Varo membereskan buku-buku yang berserakan di atas meja kaca, lalu membawanya ke dalam kamarnya. Setelah itu, ia mengambil jaket bomber berwarna hijau army yang tergantuk di balik pintu kamarnya dan juga kunci motor yang berada di dalam laci lemari bajunya. Ia keluar rumah, menaiki motor merah dan melaju ke rumah Putri.
***
Varo sudah tiba di depan rumah Bi Ayu. Ia mengetuk pintu rumah tersebut. Tak lama, pintu itu di bukakan oleh Andi.
“Eh, Varo. Mau ketemu Putri ya?” tanya Andi berdiri di ambang pintu.
“Iya, Kak. Putrinya ada di dalam?” tanya Varo sembari matanya mengarah ke dalam rumah.
“Ada. Ayuk masuk!” ajak Andi dan mereka melangkahkan kaki memasuki rumah tersebut.
Varo langsung duduk di sofa yang terdapat di ruang tamu.
“Tunggu sebentar ya,Var! Kakak panggilin dulu Putrinya.”
Varo tersenyum lalu mengangguk sebagai jawaban.
Andi pergi ke kamar Putri. Ia mengetuk pintu kamar gadis itu.
Tok!

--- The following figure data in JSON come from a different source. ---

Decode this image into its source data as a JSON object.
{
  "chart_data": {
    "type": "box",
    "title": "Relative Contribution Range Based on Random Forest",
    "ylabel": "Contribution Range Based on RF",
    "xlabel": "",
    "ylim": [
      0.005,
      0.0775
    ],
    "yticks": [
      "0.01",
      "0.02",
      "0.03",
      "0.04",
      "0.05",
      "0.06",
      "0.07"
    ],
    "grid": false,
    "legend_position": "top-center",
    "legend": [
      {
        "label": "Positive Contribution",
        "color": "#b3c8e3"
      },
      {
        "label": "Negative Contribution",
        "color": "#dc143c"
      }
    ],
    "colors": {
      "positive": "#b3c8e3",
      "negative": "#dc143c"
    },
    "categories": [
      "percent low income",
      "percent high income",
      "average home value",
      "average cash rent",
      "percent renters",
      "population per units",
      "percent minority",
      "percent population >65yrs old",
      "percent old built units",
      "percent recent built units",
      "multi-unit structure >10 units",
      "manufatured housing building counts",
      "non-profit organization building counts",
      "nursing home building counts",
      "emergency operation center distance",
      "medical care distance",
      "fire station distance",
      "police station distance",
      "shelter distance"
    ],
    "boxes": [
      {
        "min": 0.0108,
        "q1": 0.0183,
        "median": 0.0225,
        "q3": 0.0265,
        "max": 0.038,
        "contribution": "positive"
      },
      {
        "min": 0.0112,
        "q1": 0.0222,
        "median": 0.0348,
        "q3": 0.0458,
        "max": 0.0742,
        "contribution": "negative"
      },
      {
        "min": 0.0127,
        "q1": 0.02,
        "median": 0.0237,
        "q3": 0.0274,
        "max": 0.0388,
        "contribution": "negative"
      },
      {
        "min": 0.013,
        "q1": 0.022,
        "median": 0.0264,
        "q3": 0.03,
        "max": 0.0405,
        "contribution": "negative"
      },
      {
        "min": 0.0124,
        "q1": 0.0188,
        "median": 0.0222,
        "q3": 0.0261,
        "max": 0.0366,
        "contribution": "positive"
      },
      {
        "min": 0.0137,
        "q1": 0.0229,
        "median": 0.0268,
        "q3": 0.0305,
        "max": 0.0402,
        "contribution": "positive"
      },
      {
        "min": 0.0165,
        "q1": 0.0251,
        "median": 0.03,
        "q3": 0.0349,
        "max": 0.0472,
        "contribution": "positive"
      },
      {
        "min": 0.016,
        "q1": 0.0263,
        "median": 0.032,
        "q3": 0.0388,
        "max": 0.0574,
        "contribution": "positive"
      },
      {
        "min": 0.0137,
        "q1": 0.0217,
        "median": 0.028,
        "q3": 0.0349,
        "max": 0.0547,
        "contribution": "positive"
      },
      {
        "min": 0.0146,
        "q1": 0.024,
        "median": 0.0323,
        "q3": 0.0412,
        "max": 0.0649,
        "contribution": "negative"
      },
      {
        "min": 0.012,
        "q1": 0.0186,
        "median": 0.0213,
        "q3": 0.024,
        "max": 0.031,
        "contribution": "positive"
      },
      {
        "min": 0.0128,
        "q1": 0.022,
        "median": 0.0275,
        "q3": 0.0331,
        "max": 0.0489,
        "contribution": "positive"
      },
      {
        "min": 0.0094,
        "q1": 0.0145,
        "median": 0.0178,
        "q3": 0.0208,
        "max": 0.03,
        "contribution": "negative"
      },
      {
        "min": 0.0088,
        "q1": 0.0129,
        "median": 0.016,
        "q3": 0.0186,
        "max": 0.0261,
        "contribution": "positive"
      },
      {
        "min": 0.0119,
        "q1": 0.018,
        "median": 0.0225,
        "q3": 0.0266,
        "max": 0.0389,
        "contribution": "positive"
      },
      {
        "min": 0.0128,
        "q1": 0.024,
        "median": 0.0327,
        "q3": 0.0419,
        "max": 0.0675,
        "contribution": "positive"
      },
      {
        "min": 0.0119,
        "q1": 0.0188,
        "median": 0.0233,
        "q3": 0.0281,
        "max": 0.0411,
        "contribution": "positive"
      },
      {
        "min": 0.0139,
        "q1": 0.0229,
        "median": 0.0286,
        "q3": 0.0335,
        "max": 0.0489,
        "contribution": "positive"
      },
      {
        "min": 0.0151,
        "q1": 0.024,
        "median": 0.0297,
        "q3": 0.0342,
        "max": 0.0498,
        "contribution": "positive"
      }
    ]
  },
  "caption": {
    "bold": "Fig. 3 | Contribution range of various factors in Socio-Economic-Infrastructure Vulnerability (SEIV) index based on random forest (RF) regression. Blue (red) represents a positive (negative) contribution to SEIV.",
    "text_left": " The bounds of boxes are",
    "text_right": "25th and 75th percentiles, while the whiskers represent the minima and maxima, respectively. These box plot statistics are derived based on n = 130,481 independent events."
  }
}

Tok! Tok!
“Dek! Ada Varo datang. Dia mau ketemu kamu!” ucap Andi di depan pintu.
Putri bangkit dari ranjangnya dan membuka pintu kamarnya. Ia berdiri di ambang pintu berhadapan dengan Andi.
“Bilangin aja Putri nggak ada di rumah,” pinta Putri. Ia malas bertemu siapa pun saat ini.
“Tapi, Varo tau kamu ada di rumah.”
Tiba-tiba Varo mendekati mereka, sontak keduanya kaget terutama Putri.
“Maaf gue lancang masuk ke mari. Tapi gue mau ngomong suatu hal penting, Put. Ini tentang pelakunya,” pinta Varo menatap Putri dengan raut wajah serius.
“Pelaku apa?” tanya Andi yang penasaran dengan ucapan Varo.
“Bukan apa-apa, Kak,” jawab Putri menatap Andi, lalu ia beralih pandang ke Varo. “Kamu tunggu aja di ruang tamu. Aku mau tukar baju dulu,” pinta Putri. Ia ingin mencuci wajahnya dan juga mengganti pakaiannya. Saat ini ia masih mengenakan baju tidur.
Varo mengangguk. “Baiklah,” ucapnya setuju dan ia kembali ke ruang tamu bersama Andi.
Selagi menunggu Putri, Varo dan Andi berbincang-bincang di ruang tamu.
Butuh waktu 15 menit Putri mandi dan juga mengganti pakaiannya. Tadinya, mau cuci muka saja, tetapi memilih mandi karena badannya bau. Tadi pagi ia tidak mandi. Ia tidak mau membuat Varo mencium aroma bau tubuhnya. Bisa-bisa ia diejek karena hal itu.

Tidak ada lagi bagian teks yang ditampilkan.